El Primer Secretario insistió en que la democracia interna debe ser robustecida, recordando que “si somos el único Partido, tiene que ser el Partido más democrático, porque es el Partido de todo el pueblo cubano.” Para ello, señaló que es imprescindible mantener un contacto constante con la población y darle participación en todo lo que se proyecta y se ejecuta. “Estar más cerca de los problemas reales de la gente, hay que ser más exigentes con los cuadros y tenemos que ser más transparentes en la relación con nuestra sociedad.”
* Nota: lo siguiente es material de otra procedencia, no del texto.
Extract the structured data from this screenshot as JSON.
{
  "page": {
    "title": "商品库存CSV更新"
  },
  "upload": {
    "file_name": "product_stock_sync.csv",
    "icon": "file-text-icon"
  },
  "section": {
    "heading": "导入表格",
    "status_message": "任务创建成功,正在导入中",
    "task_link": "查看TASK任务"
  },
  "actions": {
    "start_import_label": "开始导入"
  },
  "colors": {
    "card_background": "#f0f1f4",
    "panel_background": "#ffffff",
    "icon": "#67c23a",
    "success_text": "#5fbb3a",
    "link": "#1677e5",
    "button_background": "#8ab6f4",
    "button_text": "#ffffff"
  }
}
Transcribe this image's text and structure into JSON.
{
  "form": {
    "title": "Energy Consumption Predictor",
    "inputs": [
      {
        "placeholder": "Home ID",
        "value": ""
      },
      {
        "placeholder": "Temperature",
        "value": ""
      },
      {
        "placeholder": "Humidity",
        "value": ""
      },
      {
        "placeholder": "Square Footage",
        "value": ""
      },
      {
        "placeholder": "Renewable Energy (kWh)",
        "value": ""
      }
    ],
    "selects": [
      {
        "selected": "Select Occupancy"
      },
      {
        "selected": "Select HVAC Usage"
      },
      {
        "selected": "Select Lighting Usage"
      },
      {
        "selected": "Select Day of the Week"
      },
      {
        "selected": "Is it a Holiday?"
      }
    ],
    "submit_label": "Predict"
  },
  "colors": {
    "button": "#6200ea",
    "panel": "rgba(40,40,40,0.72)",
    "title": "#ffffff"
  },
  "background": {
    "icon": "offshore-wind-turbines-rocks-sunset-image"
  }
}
La unidad fue otro de los ejes de su intervención: “Una vez más, en este Pleno se ratifica que para lograr todo eso hay que seguir defendiendo la unidad, esa unidad de la que tanto nos habló el General de Ejército en el discurso por el 65 aniversario del Triunfo de la Revolución.” Díaz-Canel planteó que cada militante y cada organización de base deben evaluarse en tres dimensiones: escucha activa, capacidad movilizadora y ejemplo personal. “Si queremos sacar las cosas adelante, lo primero que tenemos que lograr es que la organización de base del Partido en cada lugar sea fuerte, y sea exigente, y que la militancia esté al frente en todas las tareas. Y eso no siempre lo logramos.”
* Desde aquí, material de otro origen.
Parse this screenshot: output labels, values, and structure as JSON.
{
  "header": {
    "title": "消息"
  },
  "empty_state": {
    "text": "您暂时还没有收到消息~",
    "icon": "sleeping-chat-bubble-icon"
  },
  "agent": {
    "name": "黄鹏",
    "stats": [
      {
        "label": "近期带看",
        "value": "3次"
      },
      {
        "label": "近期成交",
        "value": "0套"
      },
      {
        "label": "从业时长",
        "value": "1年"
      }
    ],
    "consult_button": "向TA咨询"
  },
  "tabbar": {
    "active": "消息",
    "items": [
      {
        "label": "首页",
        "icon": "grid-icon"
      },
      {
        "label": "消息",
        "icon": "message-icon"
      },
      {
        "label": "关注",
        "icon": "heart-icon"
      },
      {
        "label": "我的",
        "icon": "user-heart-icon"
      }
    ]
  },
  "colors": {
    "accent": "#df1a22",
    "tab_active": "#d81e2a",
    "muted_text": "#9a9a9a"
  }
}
El dirigente enfatizó que la unidad no es un concepto abstracto, sino una práctica que se forja participando y formando consensos. “Lo que sí está claro es que esa unidad es la garantía de que Cuba va a seguir siendo libre, independiente y soberana.” En ese sentido, llamó a intensificar la batalla ideológica, cultural y comunicacional, defendiendo la verdad de Cuba frente a la manipulación y la desinformación. “Con la guerra económica que nos tienen impuesta, con la guerra mediática que nos tienen impuesta, aquí cada día de la Revolución es una victoria, porque estamos enfrentando al enemigo más poderoso y lo estamos enfrentando con mucha dignidad.”
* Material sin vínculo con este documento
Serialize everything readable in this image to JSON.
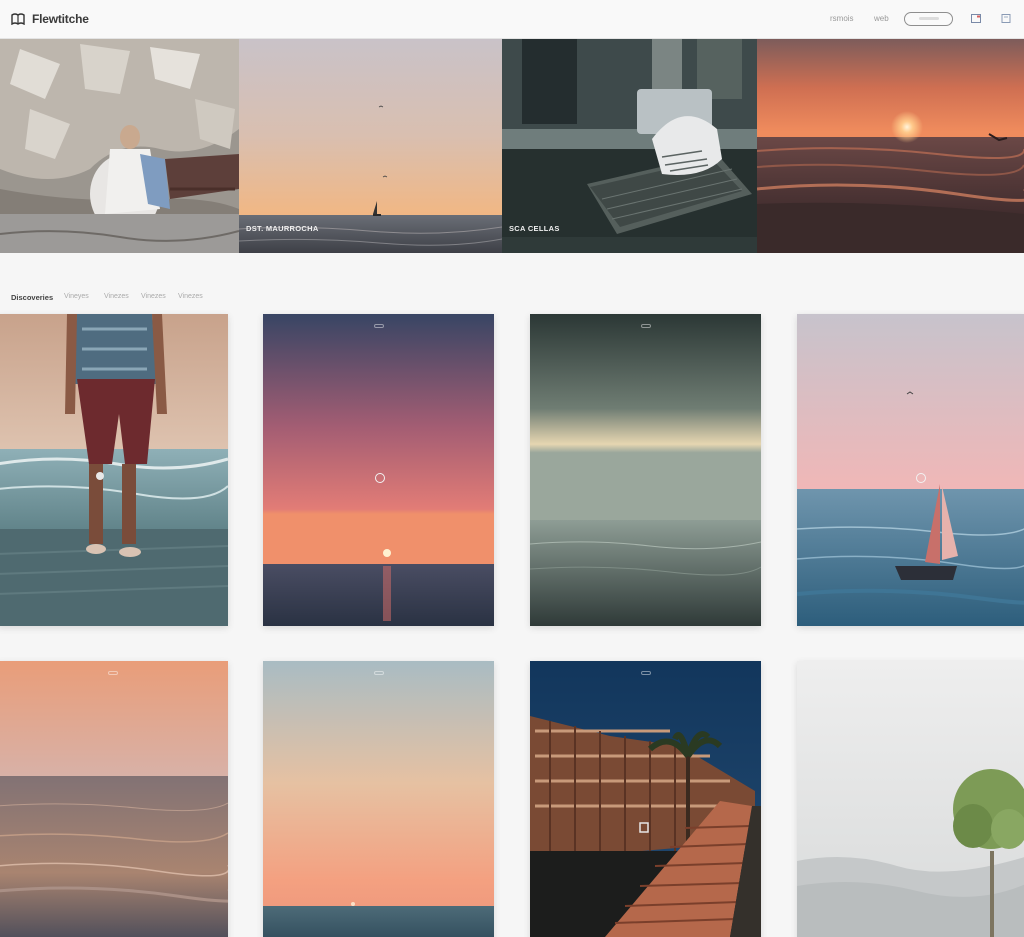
{
  "app": {
    "title": "Flewtitche",
    "logo_icon": "book-icon"
  },
  "nav": {
    "links": [
      "rsmois",
      "web"
    ],
    "search_placeholder": "",
    "icons": [
      "grid-icon",
      "bookmark-icon"
    ]
  },
  "hero": {
    "tiles": [
      {
        "caption": "",
        "sub": "",
        "scene": "rocky-shore"
      },
      {
        "caption": "DST. MAURROCHA",
        "sub": "",
        "scene": "calm-sea-sailboat"
      },
      {
        "caption": "SCA CELLAS",
        "sub": "",
        "scene": "boat-interior"
      },
      {
        "caption": "",
        "sub": "",
        "scene": "red-sunset-sea"
      }
    ]
  },
  "filters": {
    "items": [
      "Discoveries",
      "Vineyes",
      "Vinezes",
      "Vinezes",
      "Vinezes"
    ]
  },
  "grid": {
    "rows": [
      [
        {
          "tag": "",
          "foot": "",
          "scene": "person-on-beach"
        },
        {
          "tag": "",
          "foot": "",
          "scene": "purple-sunset"
        },
        {
          "tag": "",
          "foot": "",
          "scene": "teal-horizon"
        },
        {
          "tag": "",
          "foot": "",
          "scene": "sailboat-pink-sky"
        }
      ],
      [
        {
          "tag": "",
          "foot": "",
          "scene": "peach-ocean"
        },
        {
          "tag": "",
          "foot": "",
          "scene": "pastel-dusk"
        },
        {
          "tag": "",
          "foot": "",
          "scene": "palm-boardwalk"
        },
        {
          "tag": "",
          "foot": "",
          "scene": "misty-tree"
        }
      ]
    ]
  },
  "colors": {
    "background": "#f6f6f6",
    "topbar": "#f9f9f9",
    "text_primary": "#3a3a3a",
    "text_muted": "#9a9a9a"
  }
}
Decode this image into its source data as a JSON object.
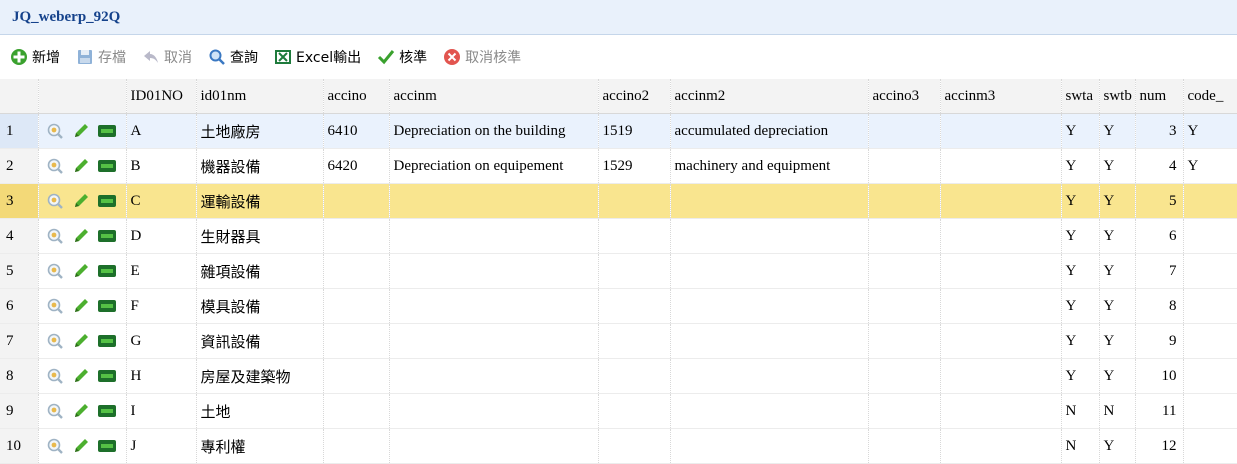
{
  "window": {
    "title": "JQ_weberp_92Q"
  },
  "toolbar": {
    "add": "新增",
    "save": "存檔",
    "cancel": "取消",
    "query": "查詢",
    "excel": "Excel輸出",
    "approve": "核準",
    "unapprove": "取消核準"
  },
  "columns": [
    "",
    "",
    "ID01NO",
    "id01nm",
    "accino",
    "accinm",
    "accino2",
    "accinm2",
    "accino3",
    "accinm3",
    "swta",
    "swtb",
    "num",
    "code_"
  ],
  "rows": [
    {
      "rn": "1",
      "id": "A",
      "nm": "土地廠房",
      "accino": "6410",
      "accinm": "Depreciation on the building",
      "accino2": "1519",
      "accinm2": "accumulated depreciation",
      "accino3": "",
      "accinm3": "",
      "swta": "Y",
      "swtb": "Y",
      "num": "3",
      "code": "Y"
    },
    {
      "rn": "2",
      "id": "B",
      "nm": "機器設備",
      "accino": "6420",
      "accinm": "Depreciation on equipement",
      "accino2": "1529",
      "accinm2": "machinery and equipment",
      "accino3": "",
      "accinm3": "",
      "swta": "Y",
      "swtb": "Y",
      "num": "4",
      "code": "Y"
    },
    {
      "rn": "3",
      "id": "C",
      "nm": "運輸設備",
      "accino": "",
      "accinm": "",
      "accino2": "",
      "accinm2": "",
      "accino3": "",
      "accinm3": "",
      "swta": "Y",
      "swtb": "Y",
      "num": "5",
      "code": ""
    },
    {
      "rn": "4",
      "id": "D",
      "nm": "生財器具",
      "accino": "",
      "accinm": "",
      "accino2": "",
      "accinm2": "",
      "accino3": "",
      "accinm3": "",
      "swta": "Y",
      "swtb": "Y",
      "num": "6",
      "code": ""
    },
    {
      "rn": "5",
      "id": "E",
      "nm": "雜項設備",
      "accino": "",
      "accinm": "",
      "accino2": "",
      "accinm2": "",
      "accino3": "",
      "accinm3": "",
      "swta": "Y",
      "swtb": "Y",
      "num": "7",
      "code": ""
    },
    {
      "rn": "6",
      "id": "F",
      "nm": "模具設備",
      "accino": "",
      "accinm": "",
      "accino2": "",
      "accinm2": "",
      "accino3": "",
      "accinm3": "",
      "swta": "Y",
      "swtb": "Y",
      "num": "8",
      "code": ""
    },
    {
      "rn": "7",
      "id": "G",
      "nm": "資訊設備",
      "accino": "",
      "accinm": "",
      "accino2": "",
      "accinm2": "",
      "accino3": "",
      "accinm3": "",
      "swta": "Y",
      "swtb": "Y",
      "num": "9",
      "code": ""
    },
    {
      "rn": "8",
      "id": "H",
      "nm": "房屋及建築物",
      "accino": "",
      "accinm": "",
      "accino2": "",
      "accinm2": "",
      "accino3": "",
      "accinm3": "",
      "swta": "Y",
      "swtb": "Y",
      "num": "10",
      "code": ""
    },
    {
      "rn": "9",
      "id": "I",
      "nm": "土地",
      "accino": "",
      "accinm": "",
      "accino2": "",
      "accinm2": "",
      "accino3": "",
      "accinm3": "",
      "swta": "N",
      "swtb": "N",
      "num": "11",
      "code": ""
    },
    {
      "rn": "10",
      "id": "J",
      "nm": "專利權",
      "accino": "",
      "accinm": "",
      "accino2": "",
      "accinm2": "",
      "accino3": "",
      "accinm3": "",
      "swta": "N",
      "swtb": "Y",
      "num": "12",
      "code": ""
    }
  ],
  "colors": {
    "accent": "#15428b",
    "highlight": "#f9e58f",
    "selected": "#eaf2fd"
  }
}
El bloqueo recrudecido y la intoxicación mediática fueron descritos como presiones constantes y de gran magnitud. “La cantidad de presiones y de situaciones en las que nos pone el bloqueo recrudecido y la intoxicación mediática, es altísima.” Frente a ello, Díaz-Canel reafirmó la capacidad de resistencia del pueblo cubano: “Solo un pueblo heroico que defiende una Revolución, que tiene el ejemplo de la historia de esa Revolución, es capaz de soportar lo que hemos estado viviendo en todos estos años.”
El XI Pleno del Comité Central del Partido Comunista de Cuba se consolidó así como un espacio de reafirmación de principios, de rendición de cuentas y de proyección hacia el futuro. La combinación de análisis económico, debate político e ideológico y promoción de cuadros demuestra que el Partido continúa siendo la vanguardia de la nación, capaz de enfrentar los desafíos más complejos con unidad, creatividad y compromiso. La participación activa de las organizaciones de base, la transparencia en la rendición de cuentas y la defensa de la verdad de Cuba son las claves para avanzar en el camino socialista, sosteniendo la dignidad nacional y reafirmando que lo más revolucionario dentro de la Revolución es, y debe seguir siendo, el Partido.